By Paula Dittrick
Senior Staff Writer
HOUSTON, Feb. 17 -- The availability of natural gas supplies to meet future demand hinges upon infrastructure development, US Federal Energy Regulatory Commission Chairman Pat Wood III told Cambridge Energy Research Associates' annual conference Feb. 16.
Wood listed four areas of vital infrastructure in the following order:
--Construction of a gas pipeline from Alaska's North Slope to the Lower 48 states.
--Permitting and construction of additional LNG receiving terminals.
--Rocky Mountain pipeline expansions and the creation of new capacity to meet demand.
--Construction of additional gas storage.
The Alaska gas pipeline, estimated to cost $15-20 billion, will prove to be the largest single civil engineering project in the US, Wood said.

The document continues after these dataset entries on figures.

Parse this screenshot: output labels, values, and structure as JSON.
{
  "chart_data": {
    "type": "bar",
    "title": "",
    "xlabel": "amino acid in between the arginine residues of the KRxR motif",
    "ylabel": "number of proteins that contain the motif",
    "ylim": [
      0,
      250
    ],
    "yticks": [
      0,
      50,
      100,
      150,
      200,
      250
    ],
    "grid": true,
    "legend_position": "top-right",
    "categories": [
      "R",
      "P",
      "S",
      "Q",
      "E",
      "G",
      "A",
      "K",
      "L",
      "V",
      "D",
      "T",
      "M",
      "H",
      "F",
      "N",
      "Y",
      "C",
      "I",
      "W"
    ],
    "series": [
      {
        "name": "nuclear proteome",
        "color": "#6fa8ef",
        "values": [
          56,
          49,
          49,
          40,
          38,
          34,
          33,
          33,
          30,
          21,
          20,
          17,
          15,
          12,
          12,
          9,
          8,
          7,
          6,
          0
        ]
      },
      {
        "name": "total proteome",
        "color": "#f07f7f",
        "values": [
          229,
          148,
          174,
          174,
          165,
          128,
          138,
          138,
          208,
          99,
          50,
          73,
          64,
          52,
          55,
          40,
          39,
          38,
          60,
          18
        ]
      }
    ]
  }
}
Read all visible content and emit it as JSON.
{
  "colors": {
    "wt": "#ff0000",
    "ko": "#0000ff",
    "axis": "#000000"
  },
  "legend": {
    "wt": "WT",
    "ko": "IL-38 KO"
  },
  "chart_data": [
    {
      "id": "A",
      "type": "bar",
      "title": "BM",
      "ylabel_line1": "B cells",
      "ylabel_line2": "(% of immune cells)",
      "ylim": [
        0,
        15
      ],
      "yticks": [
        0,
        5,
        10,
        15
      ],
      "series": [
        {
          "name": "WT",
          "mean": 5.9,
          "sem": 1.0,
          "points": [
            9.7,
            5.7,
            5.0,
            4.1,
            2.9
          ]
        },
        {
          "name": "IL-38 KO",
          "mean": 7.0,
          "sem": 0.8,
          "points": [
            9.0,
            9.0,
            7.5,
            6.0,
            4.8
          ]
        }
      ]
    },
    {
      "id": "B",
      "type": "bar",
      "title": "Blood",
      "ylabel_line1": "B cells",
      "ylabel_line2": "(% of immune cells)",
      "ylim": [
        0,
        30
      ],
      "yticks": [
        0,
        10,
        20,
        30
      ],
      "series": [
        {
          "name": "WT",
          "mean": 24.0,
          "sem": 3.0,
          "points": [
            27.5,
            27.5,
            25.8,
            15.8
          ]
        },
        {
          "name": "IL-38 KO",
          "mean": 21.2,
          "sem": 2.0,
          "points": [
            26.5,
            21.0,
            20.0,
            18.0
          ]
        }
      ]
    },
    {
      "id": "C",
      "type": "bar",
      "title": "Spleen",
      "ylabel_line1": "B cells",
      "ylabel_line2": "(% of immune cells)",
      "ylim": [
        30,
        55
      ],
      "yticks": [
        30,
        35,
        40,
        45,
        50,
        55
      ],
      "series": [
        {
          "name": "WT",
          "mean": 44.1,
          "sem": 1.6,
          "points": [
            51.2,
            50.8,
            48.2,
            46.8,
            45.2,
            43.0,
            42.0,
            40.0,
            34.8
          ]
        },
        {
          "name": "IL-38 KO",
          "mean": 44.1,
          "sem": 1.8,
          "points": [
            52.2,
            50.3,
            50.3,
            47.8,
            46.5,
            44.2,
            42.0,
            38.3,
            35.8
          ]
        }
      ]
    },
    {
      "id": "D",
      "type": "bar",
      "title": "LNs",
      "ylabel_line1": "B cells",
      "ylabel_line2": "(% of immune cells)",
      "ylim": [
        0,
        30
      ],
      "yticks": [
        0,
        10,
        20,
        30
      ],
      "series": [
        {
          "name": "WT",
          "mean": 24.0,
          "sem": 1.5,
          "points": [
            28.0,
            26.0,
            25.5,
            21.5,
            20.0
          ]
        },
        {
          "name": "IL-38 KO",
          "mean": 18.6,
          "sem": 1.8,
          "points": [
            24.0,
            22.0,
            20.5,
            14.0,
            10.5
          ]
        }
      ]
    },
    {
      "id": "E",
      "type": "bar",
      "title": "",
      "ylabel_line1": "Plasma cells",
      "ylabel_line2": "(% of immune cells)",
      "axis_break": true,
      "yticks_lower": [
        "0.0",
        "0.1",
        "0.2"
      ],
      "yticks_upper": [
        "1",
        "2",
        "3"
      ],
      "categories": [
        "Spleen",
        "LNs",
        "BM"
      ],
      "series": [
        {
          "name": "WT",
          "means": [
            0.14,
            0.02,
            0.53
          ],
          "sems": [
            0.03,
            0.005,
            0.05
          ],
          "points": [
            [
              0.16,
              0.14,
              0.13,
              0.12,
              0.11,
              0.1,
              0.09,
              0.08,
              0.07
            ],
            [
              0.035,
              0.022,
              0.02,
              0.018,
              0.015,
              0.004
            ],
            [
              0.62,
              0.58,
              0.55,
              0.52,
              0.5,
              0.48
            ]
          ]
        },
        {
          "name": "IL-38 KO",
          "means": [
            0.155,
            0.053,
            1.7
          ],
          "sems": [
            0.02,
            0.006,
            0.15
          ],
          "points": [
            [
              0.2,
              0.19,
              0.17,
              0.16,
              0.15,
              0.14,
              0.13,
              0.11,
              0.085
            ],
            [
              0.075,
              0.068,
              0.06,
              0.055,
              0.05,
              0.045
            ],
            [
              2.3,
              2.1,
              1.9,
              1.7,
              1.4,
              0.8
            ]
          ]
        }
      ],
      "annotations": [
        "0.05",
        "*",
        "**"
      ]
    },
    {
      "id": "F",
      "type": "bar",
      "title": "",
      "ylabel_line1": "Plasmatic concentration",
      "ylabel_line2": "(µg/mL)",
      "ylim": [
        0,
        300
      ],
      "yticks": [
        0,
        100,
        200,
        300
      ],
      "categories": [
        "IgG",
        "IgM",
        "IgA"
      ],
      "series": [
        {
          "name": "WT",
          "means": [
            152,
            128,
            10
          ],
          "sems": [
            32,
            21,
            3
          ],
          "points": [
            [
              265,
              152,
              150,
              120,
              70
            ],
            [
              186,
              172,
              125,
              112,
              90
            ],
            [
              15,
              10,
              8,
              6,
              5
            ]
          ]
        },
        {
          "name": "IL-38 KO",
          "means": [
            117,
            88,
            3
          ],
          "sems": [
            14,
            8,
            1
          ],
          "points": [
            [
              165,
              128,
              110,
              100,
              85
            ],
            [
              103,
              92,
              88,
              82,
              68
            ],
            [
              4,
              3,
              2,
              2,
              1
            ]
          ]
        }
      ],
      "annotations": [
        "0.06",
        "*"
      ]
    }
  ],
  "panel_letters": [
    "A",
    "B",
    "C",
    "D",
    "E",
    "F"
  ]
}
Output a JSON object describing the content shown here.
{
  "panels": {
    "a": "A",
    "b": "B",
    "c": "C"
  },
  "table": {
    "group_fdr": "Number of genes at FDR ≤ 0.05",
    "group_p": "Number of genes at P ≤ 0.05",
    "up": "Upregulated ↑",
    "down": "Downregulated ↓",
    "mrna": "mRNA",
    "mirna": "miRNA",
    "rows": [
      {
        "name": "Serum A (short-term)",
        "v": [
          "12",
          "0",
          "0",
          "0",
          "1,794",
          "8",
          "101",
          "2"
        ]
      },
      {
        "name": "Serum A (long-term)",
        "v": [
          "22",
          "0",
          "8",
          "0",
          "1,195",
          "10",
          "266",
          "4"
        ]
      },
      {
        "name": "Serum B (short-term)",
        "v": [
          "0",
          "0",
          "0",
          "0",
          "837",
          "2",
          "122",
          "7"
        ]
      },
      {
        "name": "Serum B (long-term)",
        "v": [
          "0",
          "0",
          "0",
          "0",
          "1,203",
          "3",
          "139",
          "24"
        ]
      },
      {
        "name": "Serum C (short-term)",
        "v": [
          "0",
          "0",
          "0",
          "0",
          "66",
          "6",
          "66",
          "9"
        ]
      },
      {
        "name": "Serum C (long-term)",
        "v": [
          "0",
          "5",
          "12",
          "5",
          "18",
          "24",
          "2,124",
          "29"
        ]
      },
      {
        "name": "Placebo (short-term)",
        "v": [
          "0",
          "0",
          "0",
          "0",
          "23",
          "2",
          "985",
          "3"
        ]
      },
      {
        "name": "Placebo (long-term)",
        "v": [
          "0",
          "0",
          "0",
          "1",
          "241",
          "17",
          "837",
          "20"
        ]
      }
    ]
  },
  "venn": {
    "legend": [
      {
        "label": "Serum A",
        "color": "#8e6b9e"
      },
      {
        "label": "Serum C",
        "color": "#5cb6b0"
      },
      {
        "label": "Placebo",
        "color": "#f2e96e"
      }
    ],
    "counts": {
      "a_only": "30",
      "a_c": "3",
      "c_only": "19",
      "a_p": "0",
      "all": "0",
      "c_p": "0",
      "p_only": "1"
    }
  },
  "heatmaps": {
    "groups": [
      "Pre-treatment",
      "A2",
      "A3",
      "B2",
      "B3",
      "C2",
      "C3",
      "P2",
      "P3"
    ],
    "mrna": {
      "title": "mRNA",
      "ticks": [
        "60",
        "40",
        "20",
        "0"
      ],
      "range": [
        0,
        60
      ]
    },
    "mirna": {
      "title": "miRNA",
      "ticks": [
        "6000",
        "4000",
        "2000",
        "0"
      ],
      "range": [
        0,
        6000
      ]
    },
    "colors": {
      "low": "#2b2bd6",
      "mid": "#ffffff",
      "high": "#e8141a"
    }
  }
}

He believes that it will not be operational until 2012, at the earliest.
In October 2004, Congress authorized construction of the pipeline and selected tax provisions. This month, FERC issued its open-season rules for the pipeline. Wood said FERC took steps to ensure that all producers have access to the pipeline regardless of which oil companies ultimately build the system.
The nation's developing LNG industry is facing its "critical years," Wood said at the Houston conference. "I do expect that we will see some additional LNG plants on either coast in our country as well as in our neighbors' to the north and south."
He anticipates that at least eight new receiving terminals will be constructed in the US, Canada, and Mexico by 2010. "Then, it will be 'onesies, twosies' after that," he said.
Wood said the success of each the 40 receiving terminals proposed for North America will hinge in large part upon how well the project developers communicate with the communities in which the terminals would be built.
"We've got to look at the environmental issues and safety concerns. We can balance the need for gas supplies with the need to protect our citizenry," he said.
Rocky Mountain gas
The Rocky Mountain region is in the process of overtaking the Gulf of Mexico as the top US gas producing area, he said.
"The importance of getting new supplies online quickly from that region, which can go both to the west and to the east, has increased," Wood said of the Rockies. FERC has responded to this need by accelerating its pipeline approval process.
For example, FERC recently granted fast-track approval to Cheyenne Plains Gas Pipeline Co., a unit of Houston-based El Paso Corp., for a 380-mile natural gas pipeline from El Paso's Cheyenne Hub south of Cheyenne, Wyo., to Greensburg, Kan. (OGJ Online, Feb. 24, 2004).
"As we begin to ride the peaks and valleys of world natural gas prices, gas storage in our country will become increasingly important for the price arbitrage benefits," he said.
Full storage fields and adequate pipeline capacity will ensure stability, which will help guarantee that "volatility in this weather-driven commodity is reasonable and can be managed well by risk managers," Wood said.
Construction of additional storage and pipeline capacity to meet market demand "will go a long way toward buffering the price that consumers pay for natural gas and enhancing customer confidence," he added.